DairyNZ consulting officer Sarah Dirks, who is leading the national heifer grazing strategy,...
DairyNZ consulting officer Sarah Dirks, who is leading the national heifer grazing strategy, explains its importance at Foxhaven's field day. Looking on are Beef and Lamb extension officer Sarah O'Connell (left) and DairyNZ North Otago consulting...
Tony Fox tells the audience about his 11 years' experience as a grazier.
Tony Fox tells the audience about his 11 years' experience as a grazier.

Meeting heifer growth targets is vital to dairy farming success, a field day revealed.

On their first visit to the new North Otago heifer-grazing focus farm late last year, cattle owners and graziers were urged not to underestimate the importance of growth milestones.
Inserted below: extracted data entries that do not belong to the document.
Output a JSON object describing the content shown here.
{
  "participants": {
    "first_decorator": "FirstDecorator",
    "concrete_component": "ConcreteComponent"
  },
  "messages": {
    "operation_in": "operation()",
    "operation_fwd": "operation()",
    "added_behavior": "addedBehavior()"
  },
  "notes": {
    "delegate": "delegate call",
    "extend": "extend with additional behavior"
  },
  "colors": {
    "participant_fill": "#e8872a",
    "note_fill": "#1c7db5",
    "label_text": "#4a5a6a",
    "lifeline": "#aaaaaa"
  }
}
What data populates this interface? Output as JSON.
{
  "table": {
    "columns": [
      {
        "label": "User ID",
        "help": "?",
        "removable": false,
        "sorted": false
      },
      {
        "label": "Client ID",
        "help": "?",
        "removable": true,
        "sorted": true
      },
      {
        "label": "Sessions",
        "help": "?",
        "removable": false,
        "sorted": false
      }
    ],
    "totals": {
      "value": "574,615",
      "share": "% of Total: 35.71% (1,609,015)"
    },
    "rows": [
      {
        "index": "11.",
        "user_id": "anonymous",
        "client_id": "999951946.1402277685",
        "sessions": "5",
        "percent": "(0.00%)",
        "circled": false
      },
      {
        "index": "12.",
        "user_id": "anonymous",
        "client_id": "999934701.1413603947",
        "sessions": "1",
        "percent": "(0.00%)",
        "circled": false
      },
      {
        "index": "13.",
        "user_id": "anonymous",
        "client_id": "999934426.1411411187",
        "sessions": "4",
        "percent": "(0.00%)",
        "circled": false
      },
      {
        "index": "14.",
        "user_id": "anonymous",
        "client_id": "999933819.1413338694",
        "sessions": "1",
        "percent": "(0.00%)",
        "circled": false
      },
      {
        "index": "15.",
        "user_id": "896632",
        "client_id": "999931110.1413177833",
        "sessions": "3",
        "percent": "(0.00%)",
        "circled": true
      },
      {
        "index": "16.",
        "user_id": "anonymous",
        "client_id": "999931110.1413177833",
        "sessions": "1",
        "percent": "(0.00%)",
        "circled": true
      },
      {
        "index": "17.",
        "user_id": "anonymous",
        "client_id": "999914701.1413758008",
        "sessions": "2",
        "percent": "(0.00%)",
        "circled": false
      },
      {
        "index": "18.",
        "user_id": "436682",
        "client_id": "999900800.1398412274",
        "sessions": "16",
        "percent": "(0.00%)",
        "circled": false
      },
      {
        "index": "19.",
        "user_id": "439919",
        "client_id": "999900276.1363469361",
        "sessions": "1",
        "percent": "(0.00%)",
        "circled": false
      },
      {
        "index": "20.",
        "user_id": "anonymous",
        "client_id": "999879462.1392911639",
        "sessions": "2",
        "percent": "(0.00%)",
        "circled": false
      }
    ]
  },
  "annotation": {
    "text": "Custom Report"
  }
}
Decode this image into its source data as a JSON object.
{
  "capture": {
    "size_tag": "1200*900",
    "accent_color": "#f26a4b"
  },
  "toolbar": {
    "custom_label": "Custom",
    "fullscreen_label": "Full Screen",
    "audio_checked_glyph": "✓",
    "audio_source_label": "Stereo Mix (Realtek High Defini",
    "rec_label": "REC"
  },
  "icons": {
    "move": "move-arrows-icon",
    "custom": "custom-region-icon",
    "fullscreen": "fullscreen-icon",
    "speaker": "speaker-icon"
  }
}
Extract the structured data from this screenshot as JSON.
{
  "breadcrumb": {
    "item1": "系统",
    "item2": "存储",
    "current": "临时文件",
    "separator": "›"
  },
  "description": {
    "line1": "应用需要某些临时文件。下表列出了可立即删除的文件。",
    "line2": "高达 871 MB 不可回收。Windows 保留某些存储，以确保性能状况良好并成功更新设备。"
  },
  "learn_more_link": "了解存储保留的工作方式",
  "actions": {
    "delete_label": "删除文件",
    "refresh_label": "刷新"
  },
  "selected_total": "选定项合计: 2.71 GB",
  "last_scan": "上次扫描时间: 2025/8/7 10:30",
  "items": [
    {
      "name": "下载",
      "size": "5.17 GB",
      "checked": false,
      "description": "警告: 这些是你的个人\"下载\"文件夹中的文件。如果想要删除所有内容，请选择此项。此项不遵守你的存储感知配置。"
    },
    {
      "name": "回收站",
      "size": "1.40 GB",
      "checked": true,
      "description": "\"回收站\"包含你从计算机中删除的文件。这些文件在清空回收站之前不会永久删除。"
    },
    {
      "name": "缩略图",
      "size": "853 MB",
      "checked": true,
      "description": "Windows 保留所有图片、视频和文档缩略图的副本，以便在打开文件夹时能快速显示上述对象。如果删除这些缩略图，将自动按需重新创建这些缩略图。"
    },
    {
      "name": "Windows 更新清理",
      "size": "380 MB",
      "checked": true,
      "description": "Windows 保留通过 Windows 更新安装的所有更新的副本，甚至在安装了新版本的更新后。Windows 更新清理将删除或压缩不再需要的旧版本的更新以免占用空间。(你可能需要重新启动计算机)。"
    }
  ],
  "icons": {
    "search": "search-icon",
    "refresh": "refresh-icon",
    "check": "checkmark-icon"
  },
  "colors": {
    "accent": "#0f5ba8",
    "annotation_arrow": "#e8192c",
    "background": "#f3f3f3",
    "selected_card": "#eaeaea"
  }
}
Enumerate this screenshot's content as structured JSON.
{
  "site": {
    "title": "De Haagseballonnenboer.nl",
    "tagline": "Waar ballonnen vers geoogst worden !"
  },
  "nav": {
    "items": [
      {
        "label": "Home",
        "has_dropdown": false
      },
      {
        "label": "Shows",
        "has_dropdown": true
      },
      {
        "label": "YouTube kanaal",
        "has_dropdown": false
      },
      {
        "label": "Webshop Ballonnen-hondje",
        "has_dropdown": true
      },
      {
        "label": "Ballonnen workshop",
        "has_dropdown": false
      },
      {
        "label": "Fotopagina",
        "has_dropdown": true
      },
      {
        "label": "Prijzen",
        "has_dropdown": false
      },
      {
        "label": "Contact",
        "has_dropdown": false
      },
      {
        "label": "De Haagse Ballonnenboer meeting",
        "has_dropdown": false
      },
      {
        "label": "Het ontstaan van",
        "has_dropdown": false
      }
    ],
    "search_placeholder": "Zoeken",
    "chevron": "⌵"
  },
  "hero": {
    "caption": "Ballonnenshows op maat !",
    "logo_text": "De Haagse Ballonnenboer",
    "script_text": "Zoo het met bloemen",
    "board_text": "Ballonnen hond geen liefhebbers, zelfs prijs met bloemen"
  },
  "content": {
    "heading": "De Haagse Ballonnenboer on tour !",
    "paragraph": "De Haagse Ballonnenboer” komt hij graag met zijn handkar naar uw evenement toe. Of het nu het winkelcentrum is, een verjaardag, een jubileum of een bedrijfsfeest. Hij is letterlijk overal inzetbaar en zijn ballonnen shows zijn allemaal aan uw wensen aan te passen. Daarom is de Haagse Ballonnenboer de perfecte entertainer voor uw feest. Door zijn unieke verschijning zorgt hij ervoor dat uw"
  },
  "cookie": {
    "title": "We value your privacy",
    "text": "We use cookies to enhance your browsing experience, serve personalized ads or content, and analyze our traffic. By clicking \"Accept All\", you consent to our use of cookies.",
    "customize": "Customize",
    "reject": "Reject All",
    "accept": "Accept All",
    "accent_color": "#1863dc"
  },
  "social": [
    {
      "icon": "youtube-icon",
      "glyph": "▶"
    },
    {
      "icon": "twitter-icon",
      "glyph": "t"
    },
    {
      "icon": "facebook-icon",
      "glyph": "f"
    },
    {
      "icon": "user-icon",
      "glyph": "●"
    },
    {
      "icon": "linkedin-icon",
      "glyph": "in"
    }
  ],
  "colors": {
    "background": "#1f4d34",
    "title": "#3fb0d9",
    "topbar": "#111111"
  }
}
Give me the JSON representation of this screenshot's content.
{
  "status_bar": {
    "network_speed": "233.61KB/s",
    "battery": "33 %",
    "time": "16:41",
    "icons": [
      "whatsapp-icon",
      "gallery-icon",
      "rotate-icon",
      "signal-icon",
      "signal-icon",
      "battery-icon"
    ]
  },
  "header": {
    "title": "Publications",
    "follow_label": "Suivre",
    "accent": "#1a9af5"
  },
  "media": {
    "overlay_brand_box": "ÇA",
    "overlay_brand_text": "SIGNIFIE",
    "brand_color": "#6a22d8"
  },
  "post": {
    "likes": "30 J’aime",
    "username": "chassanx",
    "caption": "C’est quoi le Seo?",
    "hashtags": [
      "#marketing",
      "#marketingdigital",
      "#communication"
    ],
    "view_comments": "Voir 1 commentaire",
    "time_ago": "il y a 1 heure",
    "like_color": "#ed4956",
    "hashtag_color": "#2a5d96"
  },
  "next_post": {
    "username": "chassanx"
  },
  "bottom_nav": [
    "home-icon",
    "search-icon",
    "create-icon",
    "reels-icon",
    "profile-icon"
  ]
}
A large crowd gathered at Foxhaven, a 145ha property run by Tony, Megan and Jared Fox northeast of Oamaru.

It was selected as a focus farm by DairyNZ and Beef and Lamb New Zealand, the only South Island property so far in their nationwide programme.

DairyNZ national heifer grazing strategy leader Sarah Dirks said an LIC study showed that on average, heifers were 10% behind growth targets at calving.

''Heifers are quite a demanding stock class,'' Ms Dirks said.

''If they're not gaining weight, you're losing.

''Targets are important. It can end in tears and tantrums if you don't agree on what you're aiming for.''

Liveweight breeding values were the most technical, industry-agreed way of setting targets, she said. The target had to be set with the end in mind - when the cow was 4 to 6 years old.

At 22 months, the animal should be at 90% of target. At 15 months, when it would be mated, it should be at 60%. At 6 months, it should be at 30% of target.

''If a calf is at 30% at 6 months, she's on track for puberty. At 12 months, she should start showing heats.''

That meant by mating time, at 60%, she would be on her third cycle.

''You get early-calving heifers and lower empty rates.''

Hitting targets was more important than achieving certain rates of growth, Ms Dirks said.

''There's nothing proven that growth rate matters.''

It depended on the breed and what the farmer was aiming for, she said.

''As a grazier, tell the farmer what you can give as a growth rate. Then the question is, how do you merge the two together when discussing it with the stock owner? It becomes about the start weight.

''You need to set a mature target liveweight and be working towards that.

''It is about the conception rate and milk production.''

A new paper from the Australasian Dairy Science Symposium showed that if the heifer started out behind, it could have an effect on milk production for five years, Ms Dirks said.

Graziers had to consider the value they were adding to the long-term sustainability of the dairy industry.

''It's about being on target, not just that bigger is better.''

Being on target was 60% at mating. If a heifer was 62%, she would drop out of the herd more quickly. If she was 53%, it was even worse, she said.

Suggestions from audience discussion groups at the field day included giving the grazier financial incentives for hitting growth targets, sending fewer stock, and buying in feed.

With the latter, the parties had to agree who paid for it. Ideally, calves would be on grass for two weeks before leaving the home farm.

Heifers also had to be on target when they arrived at the grazier's property.